PHS Junior Hoping to Make Waves in Powerlifting Scene


Charlie Ruckle, PaperClip Staff/Writer

Jackson Shackleford, a junior at Portsmouth High School, is a powerlifter who is hoping to make a big name for himself. 

After getting his license on his 16th birthday, Shackleford started working out at the gym regularly, but didn’t consider competing in powerlifting until months later. His fitness journey started at Planet Fitness, where he worked out after school and on weekends six days per week for roughly six months. 

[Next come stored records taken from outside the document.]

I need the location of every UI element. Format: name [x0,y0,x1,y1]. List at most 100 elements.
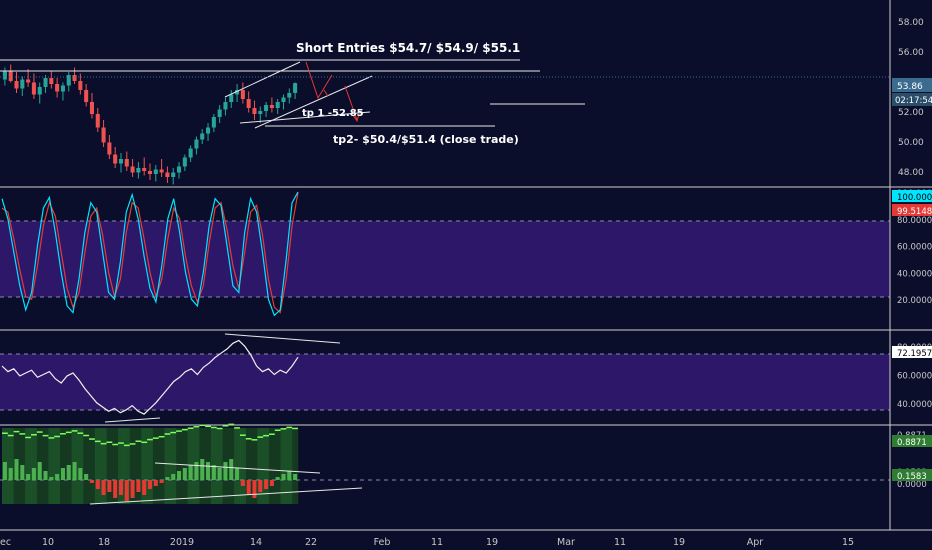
osc-signal-dash [216,427,223,430]
time-tick-label: 19 [486,537,498,548]
stoch-k-value: 100.0000 [897,193,932,203]
osc-background-column [94,428,101,504]
annotation-tp2: tp2- $50.4/$51.4 (close trade) [333,133,519,146]
time-tick-label: 2019 [170,537,194,548]
osc-signal-dash [19,433,26,435]
candle-body [165,172,170,177]
osc-bar [95,480,100,489]
osc-bar [147,480,153,489]
osc-bar [8,468,13,480]
candle-body [182,157,187,167]
osc-background-column [135,428,142,504]
osc-signal-dash [48,437,55,439]
candle-body [223,102,228,110]
stoch-band [0,221,890,297]
osc-background-column [118,428,125,504]
tp1-line [239,111,371,124]
osc-bar [281,474,286,480]
osc-signal-dash [141,441,148,444]
osc-signal-dash [164,433,171,435]
price-panel: Short Entries $54.7/ $54.9/ $55.1 tp 1 -… [0,18,932,185]
candle-body [14,81,19,89]
time-tick-label: 10 [42,537,54,548]
osc-upper-trendline [154,462,321,474]
osc-background-column [263,428,270,504]
osc-bar [275,477,280,480]
osc-bar [159,480,164,483]
candle-body [66,75,71,86]
osc-background-column [234,428,241,504]
osc-signal-dash [187,427,194,429]
osc-bar [130,480,135,498]
time-tick-label: 19 [673,537,685,548]
osc-bar [165,477,170,480]
osc-value-1: 0.8871 [897,438,927,448]
candle-body [95,114,100,128]
osc-bar [206,462,211,480]
osc-signal-dash [60,433,66,435]
rsi-divergence-lower [104,417,161,423]
stoch-k-line [1,191,299,317]
arrow-path-2 [344,85,358,121]
candle-body [2,70,7,80]
candle-body [159,169,164,173]
osc-signal-dash [228,423,235,426]
osc-signal-dash [106,441,113,443]
channel-upper-line [224,61,301,98]
stoch-tick-label: 20.0000 [897,296,932,306]
candle-body [252,108,257,114]
osc-background-column [239,428,247,504]
rsi-divergence-upper [224,333,341,344]
channel-lower-line [254,75,373,129]
osc-background-column [7,428,14,504]
candle-body [188,148,193,158]
osc-signal-dash [170,431,177,434]
osc-background-column [106,428,113,504]
osc-signal-dash [36,431,43,433]
candle-body [113,154,118,164]
price-tick-label: 56.00 [898,48,924,58]
osc-background-column [42,428,49,504]
candle-body [275,102,280,108]
osc-bar [14,459,19,480]
osc-signal-dash [268,433,275,435]
osc-bar [72,462,77,480]
candle-body [176,166,182,173]
osc-bar [229,459,234,480]
osc-signal-dash [54,435,61,438]
price-tick-label: 58.00 [898,18,924,28]
osc-signal-dash [193,426,200,428]
osc-signal-dash [71,430,78,432]
candle-body [281,97,286,102]
stoch-tick-label: 40.0000 [897,269,932,279]
osc-signal-dash [257,436,264,438]
osc-background-column [274,428,281,504]
osc-signal-dash [65,431,72,434]
osc-bar [200,459,205,480]
osc-background-column [141,428,148,504]
osc-signal-dash [112,443,119,446]
candle-body [258,111,263,114]
candle-body [130,166,135,173]
trade-arrows [305,61,360,123]
time-tick-label: 11 [614,537,626,548]
price-tick-label: 52.00 [898,108,924,118]
osc-bar [60,468,65,480]
countdown-box [892,93,932,106]
osc-bar [118,480,124,495]
osc-signal-dash [263,434,269,437]
osc-tick-label: 0.0000 [897,480,927,490]
osc-signal-dash [251,439,258,441]
candle-body [235,90,240,95]
osc-bar [78,468,83,480]
osc-signal-dash [42,434,49,437]
last-price-value: 53.86 [897,82,923,92]
arrow-head-1 [323,89,329,97]
osc-signal-dash [129,443,136,445]
osc-bar [188,465,193,480]
osc-bar [136,480,141,492]
time-tick-label: 15 [842,537,854,548]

Next, he moved to Vanguard Key Card Club.  It was not until he made his last move to Flighthouse Gym in Rye that he began powerlifting. He claims that working out in a quality gym makes a huge difference and paying a little more for that experience is worthwhile for him.

Last weekend, with hundreds of people in attendance, Shackleford competed in a powerlifting competition in Salem, New Hampshire where he fell just short of qualifying for Nationals. 

The competition is divided into classes by age, weight, and gender.  Despite putting up impressive numbers with a 405 lb. squat, 255 lb. bench press, and 475 lb. deadlift, his weight was half a pound above what he needed to qualify, putting him in a different weight category.  

Shackleford said the news was “disappointing” but he “was happy with how he performed and said that he is just going to keep striving to improve and get stronger.”

Shackleford found his inspiration to start powerlifting online from a body builder named Golden Boy who made him believe that his passions were possible. Golden Boy started lifting weights at a young age just like Shackleford, and has made a successful career for himself, creating content and competing. 

Shackleford now finds his motivation from his friends and family. He said, “my mom is his biggest supporter. She is always there to encourage me”. He said lots of his friends and peers tease or rib him about his intensity for the sport, and he uses that as motivation wanting to prove them wrong.

Shackleford does not have a trainer or coach. He does all of his research on his own. He said that he enjoys researching and learning about Powerlifting. Whether that is a new technique, exercises, form, or diet, he enjoys studying it all. 

He stated that it’s “mostly trial and error, you have to see what works for you and what doesn’t”. It’s also about what exercises you enjoy doing, and which ones you do not. 

Shackleford usually works out with a partner, Cam Worster, also a PHS junior, and they both push each other to their limits in hopes of improving. When asked, Worster described Shackleford as “determined and hardworking”. He stated that they both have goals and try to help each other achieve them.

Shackleford’s goals for powerlifting are to continue to attend meets and possibly join a Powerlifting team in college. Powerlifting is not a major college sport, but you can still join and even receive scholarships. It is not run through the NCAA, but instead by USA Powerlifting. Scouts for these programs attend meets and look for prospects. So if Shackleford continues to improve and does well competing at meets, his hopes will be high.

Powerlifting is considered a relatively new sport and has only been around since the 1960s. It became an official sport in 1972. Yet, it is considered one of the fastest growing sports and many believe that it should and will have a future in the Olympics. Shackleford agrees with this and hopes the sport can grow and have some sort of professional competing route.